Após a alta hospitalar, 21 pacientes foram acompanhados, com a média de seguimento de 13,52 ± 11,87 meses, variando de dois a 48 meses. Nenhum paciente necessitou reintervenção cirúrgica ou foi a óbito.

O diâmetro da aorta descrito na última consulta pós-operatória foi comparado com o diamêtro aórtico pré-operatório. A média do diamêtro pré-operatório foi de 35 ± 3,8mm (variando entre 30 e 42mm) e pós-operatório 34,29 ± 4,2mm (variando entre 28 e 44mm). Não houve diferença estatística entre as médias, p = 0,17.

COMENTÁRIOS

No tratamento cirúrgico da valva aórtica, o fechamento da aortotomia pode estar associado a dificuldades técnicas para obtenção da hemostasia adequada, principalmente em aortas friáveis e finas. A deiscência da sutura aórtica, em geral, é um evento dramático e em alguns casos fatal [1].

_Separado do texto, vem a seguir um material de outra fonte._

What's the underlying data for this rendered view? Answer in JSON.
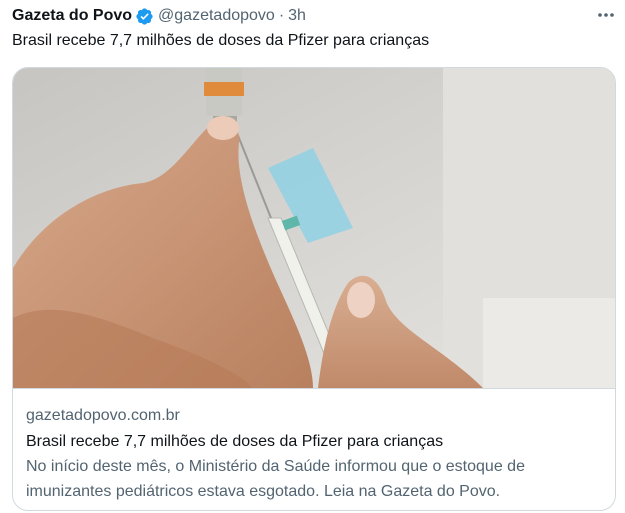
{
  "tweet": {
    "author_name": "Gazeta do Povo",
    "handle": "@gazetadopovo",
    "separator": "·",
    "time": "3h",
    "text": "Brasil recebe 7,7 milhões de doses da Pfizer para crianças",
    "icons": {
      "verified": "verified-badge-icon",
      "more": "more-options-icon"
    },
    "colors": {
      "verified": "#1d9bf0",
      "secondary_text": "#536471",
      "border": "#cfd9de"
    }
  },
  "card": {
    "image_description_icon": "vaccine-syringe-photo",
    "domain": "gazetadopovo.com.br",
    "title": "Brasil recebe 7,7 milhões de doses da Pfizer para crianças",
    "description": "No início deste mês, o Ministério da Saúde informou que o estoque de imunizantes pediátricos estava esgotado. Leia na Gazeta do Povo."
  }
}
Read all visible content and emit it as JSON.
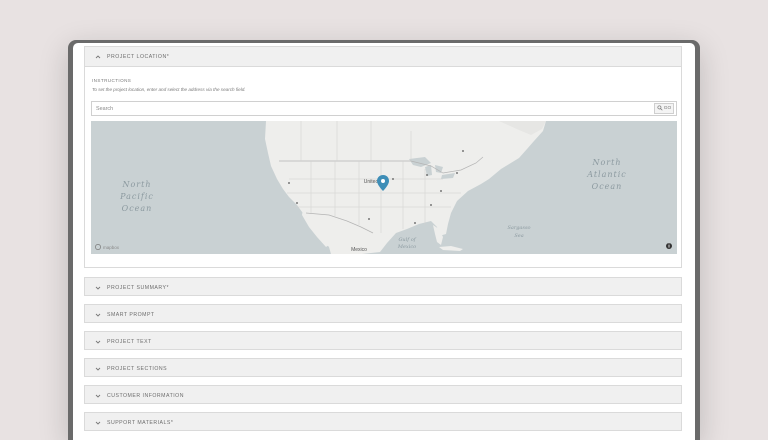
{
  "sections": {
    "location": {
      "title": "PROJECT LOCATION*",
      "instructions_label": "INSTRUCTIONS",
      "instructions_text": "To set the project location, enter and select the address via the search field.",
      "search_placeholder": "Search",
      "go_label": "GO"
    },
    "collapsed": [
      {
        "title": "PROJECT SUMMARY*"
      },
      {
        "title": "SMART PROMPT"
      },
      {
        "title": "PROJECT TEXT"
      },
      {
        "title": "PROJECT SECTIONS"
      },
      {
        "title": "CUSTOMER INFORMATION"
      },
      {
        "title": "SUPPORT MATERIALS*"
      }
    ]
  },
  "map": {
    "labels": {
      "north_pacific": [
        "North",
        "Pacific",
        "Ocean"
      ],
      "north_atlantic": [
        "North",
        "Atlantic",
        "Ocean"
      ],
      "sargasso": [
        "Sargasso",
        "Sea"
      ],
      "gulf": [
        "Gulf of",
        "Mexico"
      ],
      "mexico": "Mexico",
      "united_states": "United",
      "attribution": "mapbox"
    },
    "colors": {
      "water": "#c9d1d3",
      "land": "#eeeeec",
      "border": "#b4b4b4",
      "pin": "#3e8eb7"
    }
  }
}
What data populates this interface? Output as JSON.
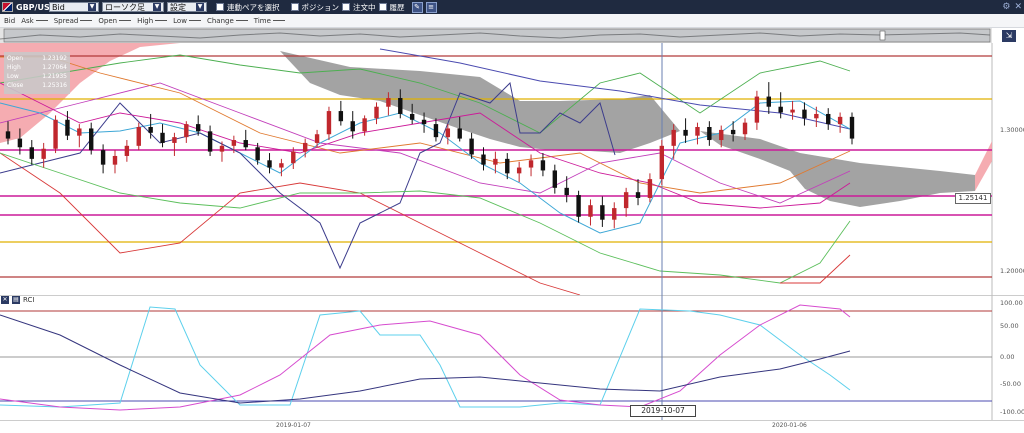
{
  "toolbar": {
    "symbol": "GBP/USD",
    "price_type": "Bid",
    "chart_type": "ローソク足",
    "setting": "設定",
    "linked_pairs_label": "連動ペアを選択",
    "position_label": "ポジション",
    "orders_label": "注文中",
    "history_label": "履歴"
  },
  "legend": {
    "items": [
      "Bid",
      "Ask",
      "Spread",
      "Open",
      "High",
      "Low",
      "Change",
      "Time"
    ]
  },
  "ohlc": {
    "open_label": "Open",
    "open": "1.23192",
    "high_label": "High",
    "high": "1.27064",
    "low_label": "Low",
    "low": "1.21935",
    "close_label": "Close",
    "close": "1.25316"
  },
  "price_axis": {
    "label_upper": "1.30000",
    "label_lower": "1.20000",
    "current": "1.25141"
  },
  "rci": {
    "title": "RCI",
    "ticks": [
      "100.00",
      "50.00",
      "0.00",
      "-50.00",
      "-100.00"
    ]
  },
  "crosshair_date": "2019-10-07",
  "x_axis": {
    "labels": [
      "2019-01-07",
      "2020-01-06"
    ]
  },
  "colors": {
    "bull": "#c0272d",
    "bear": "#111111",
    "kumo_bear": "#999999",
    "kumo_bull": "#f4a3a8",
    "hline_magenta": "#cc1a99",
    "hline_gold": "#e0b100",
    "hline_brown": "#b23a3a"
  },
  "chart_data": {
    "type": "candlestick",
    "series": [
      {
        "name": "GBP/USD",
        "values": [
          [
            1.291,
            1.298,
            1.282,
            1.286
          ],
          [
            1.286,
            1.293,
            1.275,
            1.28
          ],
          [
            1.28,
            1.285,
            1.268,
            1.272
          ],
          [
            1.272,
            1.283,
            1.266,
            1.279
          ],
          [
            1.279,
            1.302,
            1.276,
            1.299
          ],
          [
            1.299,
            1.305,
            1.285,
            1.288
          ],
          [
            1.288,
            1.296,
            1.28,
            1.293
          ],
          [
            1.293,
            1.297,
            1.275,
            1.278
          ],
          [
            1.278,
            1.282,
            1.262,
            1.268
          ],
          [
            1.268,
            1.278,
            1.262,
            1.274
          ],
          [
            1.274,
            1.285,
            1.27,
            1.281
          ],
          [
            1.281,
            1.297,
            1.278,
            1.294
          ],
          [
            1.294,
            1.303,
            1.286,
            1.29
          ],
          [
            1.29,
            1.296,
            1.28,
            1.283
          ],
          [
            1.283,
            1.29,
            1.274,
            1.287
          ],
          [
            1.287,
            1.298,
            1.283,
            1.296
          ],
          [
            1.296,
            1.302,
            1.288,
            1.291
          ],
          [
            1.291,
            1.295,
            1.274,
            1.277
          ],
          [
            1.277,
            1.284,
            1.27,
            1.281
          ],
          [
            1.281,
            1.288,
            1.276,
            1.285
          ],
          [
            1.285,
            1.292,
            1.278,
            1.28
          ],
          [
            1.28,
            1.283,
            1.268,
            1.271
          ],
          [
            1.271,
            1.276,
            1.262,
            1.266
          ],
          [
            1.266,
            1.272,
            1.26,
            1.269
          ],
          [
            1.269,
            1.28,
            1.265,
            1.277
          ],
          [
            1.277,
            1.286,
            1.273,
            1.283
          ],
          [
            1.283,
            1.292,
            1.28,
            1.289
          ],
          [
            1.289,
            1.308,
            1.285,
            1.305
          ],
          [
            1.305,
            1.312,
            1.295,
            1.298
          ],
          [
            1.298,
            1.305,
            1.286,
            1.291
          ],
          [
            1.291,
            1.302,
            1.288,
            1.3
          ],
          [
            1.3,
            1.311,
            1.296,
            1.308
          ],
          [
            1.308,
            1.318,
            1.302,
            1.314
          ],
          [
            1.314,
            1.32,
            1.3,
            1.303
          ],
          [
            1.303,
            1.31,
            1.296,
            1.299
          ],
          [
            1.299,
            1.304,
            1.29,
            1.296
          ],
          [
            1.296,
            1.3,
            1.284,
            1.287
          ],
          [
            1.287,
            1.296,
            1.282,
            1.293
          ],
          [
            1.293,
            1.301,
            1.284,
            1.286
          ],
          [
            1.286,
            1.29,
            1.272,
            1.275
          ],
          [
            1.275,
            1.28,
            1.264,
            1.268
          ],
          [
            1.268,
            1.277,
            1.262,
            1.272
          ],
          [
            1.272,
            1.276,
            1.258,
            1.262
          ],
          [
            1.262,
            1.27,
            1.256,
            1.266
          ],
          [
            1.266,
            1.275,
            1.26,
            1.271
          ],
          [
            1.271,
            1.276,
            1.26,
            1.264
          ],
          [
            1.264,
            1.268,
            1.248,
            1.252
          ],
          [
            1.252,
            1.26,
            1.242,
            1.247
          ],
          [
            1.247,
            1.25,
            1.228,
            1.232
          ],
          [
            1.232,
            1.244,
            1.226,
            1.24
          ],
          [
            1.24,
            1.246,
            1.225,
            1.23
          ],
          [
            1.23,
            1.242,
            1.224,
            1.238
          ],
          [
            1.238,
            1.252,
            1.232,
            1.249
          ],
          [
            1.249,
            1.258,
            1.24,
            1.245
          ],
          [
            1.245,
            1.262,
            1.242,
            1.258
          ],
          [
            1.258,
            1.285,
            1.254,
            1.281
          ],
          [
            1.281,
            1.296,
            1.272,
            1.292
          ],
          [
            1.292,
            1.3,
            1.283,
            1.288
          ],
          [
            1.288,
            1.297,
            1.282,
            1.294
          ],
          [
            1.294,
            1.298,
            1.281,
            1.285
          ],
          [
            1.285,
            1.295,
            1.28,
            1.292
          ],
          [
            1.292,
            1.298,
            1.284,
            1.289
          ],
          [
            1.289,
            1.3,
            1.285,
            1.297
          ],
          [
            1.297,
            1.319,
            1.292,
            1.315
          ],
          [
            1.315,
            1.325,
            1.303,
            1.308
          ],
          [
            1.308,
            1.318,
            1.3,
            1.304
          ],
          [
            1.304,
            1.312,
            1.299,
            1.306
          ],
          [
            1.306,
            1.311,
            1.295,
            1.3
          ],
          [
            1.3,
            1.308,
            1.294,
            1.303
          ],
          [
            1.303,
            1.307,
            1.292,
            1.296
          ],
          [
            1.296,
            1.304,
            1.29,
            1.301
          ],
          [
            1.301,
            1.304,
            1.282,
            1.286
          ]
        ]
      }
    ],
    "xlabel": "",
    "ylabel": "",
    "ylim": [
      1.178,
      1.352
    ]
  }
}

Diversos materiais foram utilizados com a finalidade de reforçar uma aorta com características macroscópicas de fragilidade. Porém, estes materiais podem predispor à infecção por se tratarem de corpo estranho [1,6]. LOOSER et al. [6] descreveram infecções em linhas de suturas em pacientes nos quais foi utilizado Teflon no ventrículo esquerdo para correção de aneurisma. A utilização com sucesso de retalho de pericárdio autólogo para hemostasia da aorta no local da injeção da solução cardioplégica, em 20 pacientes, foi descrita por RESCIGNO et al.[5].

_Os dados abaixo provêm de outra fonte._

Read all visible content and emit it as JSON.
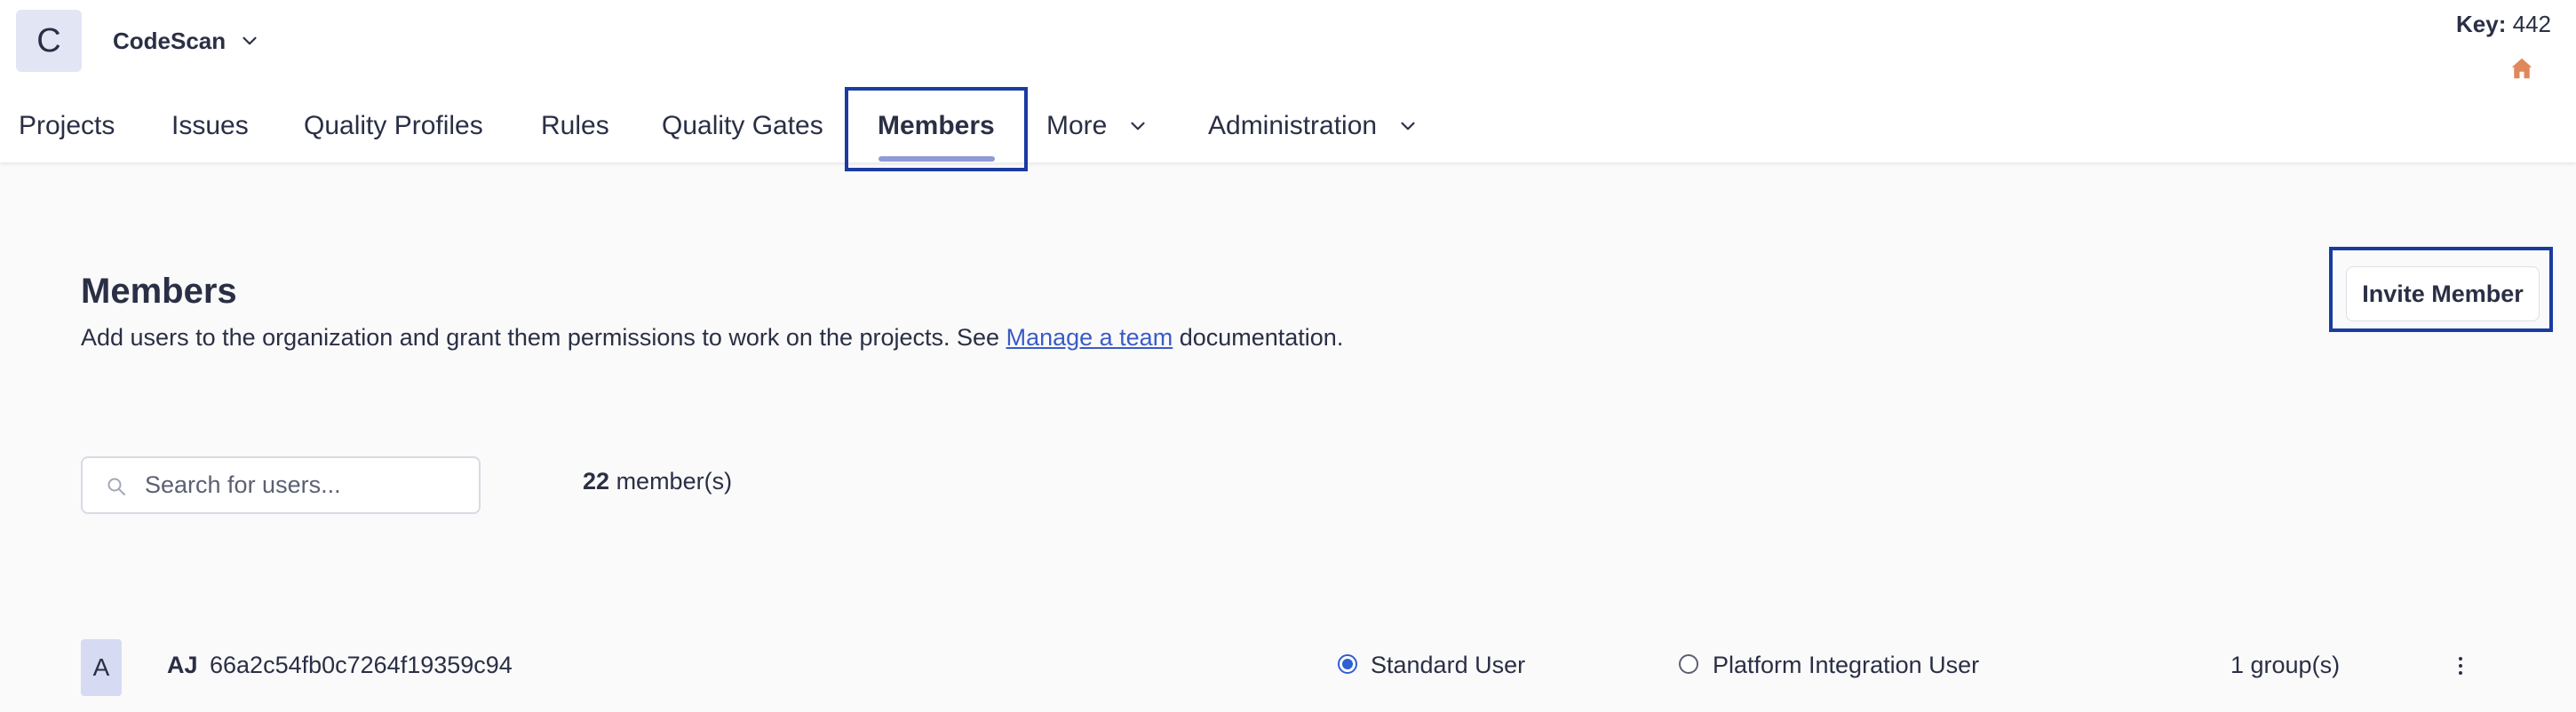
{
  "org": {
    "initial": "C",
    "name": "CodeScan"
  },
  "key_info": {
    "label": "Key:",
    "value": "442"
  },
  "nav": {
    "items": [
      {
        "label": "Projects"
      },
      {
        "label": "Issues"
      },
      {
        "label": "Quality Profiles"
      },
      {
        "label": "Rules"
      },
      {
        "label": "Quality Gates"
      },
      {
        "label": "Members",
        "active": true
      },
      {
        "label": "More",
        "has_dropdown": true
      },
      {
        "label": "Administration",
        "has_dropdown": true
      }
    ]
  },
  "page": {
    "title": "Members",
    "description_prefix": "Add users to the organization and grant them permissions to work on the projects. See ",
    "description_link": "Manage a team",
    "description_suffix": " documentation.",
    "invite_button": "Invite Member"
  },
  "search": {
    "placeholder": "Search for users...",
    "value": ""
  },
  "member_count": {
    "count": "22",
    "label": "member(s)"
  },
  "members": [
    {
      "avatar": "A",
      "initials": "AJ",
      "id": "66a2c54fb0c7264f19359c94",
      "role_options": [
        {
          "label": "Standard User",
          "selected": true
        },
        {
          "label": "Platform Integration User",
          "selected": false
        }
      ],
      "groups": "1 group(s)"
    }
  ],
  "colors": {
    "accent": "#2f5fd0",
    "highlight_border": "#1a3ba0",
    "link": "#3a5bc7",
    "home_icon": "#e0885a"
  },
  "icons": [
    "chevron-down-icon",
    "home-icon",
    "search-icon",
    "more-vertical-icon"
  ]
}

O pericárdio autólogo foi utilizado no reforço da aortotomia com sucesso em 23 pacientes de alto risco. Este material inerte minimiza os riscos de infecção, além de ser obtido rapidamente durante o ato operatório e sem custos [2,3]. A utilização de duas tiras de pericárdio autólogo é uma técnica segura e de fácil reprodutibilidade. Na nossa casuística, apenas um paciente foi reoperado para revisão da hemostasia, sendo evidenciada lesão no local de canulação e não no reforço da aortotomia. Em todos os pacientes, em que foi realizada esta técnica de reforço da sutura da aorta, não houve lesão sangrante relacionada à aortotomia.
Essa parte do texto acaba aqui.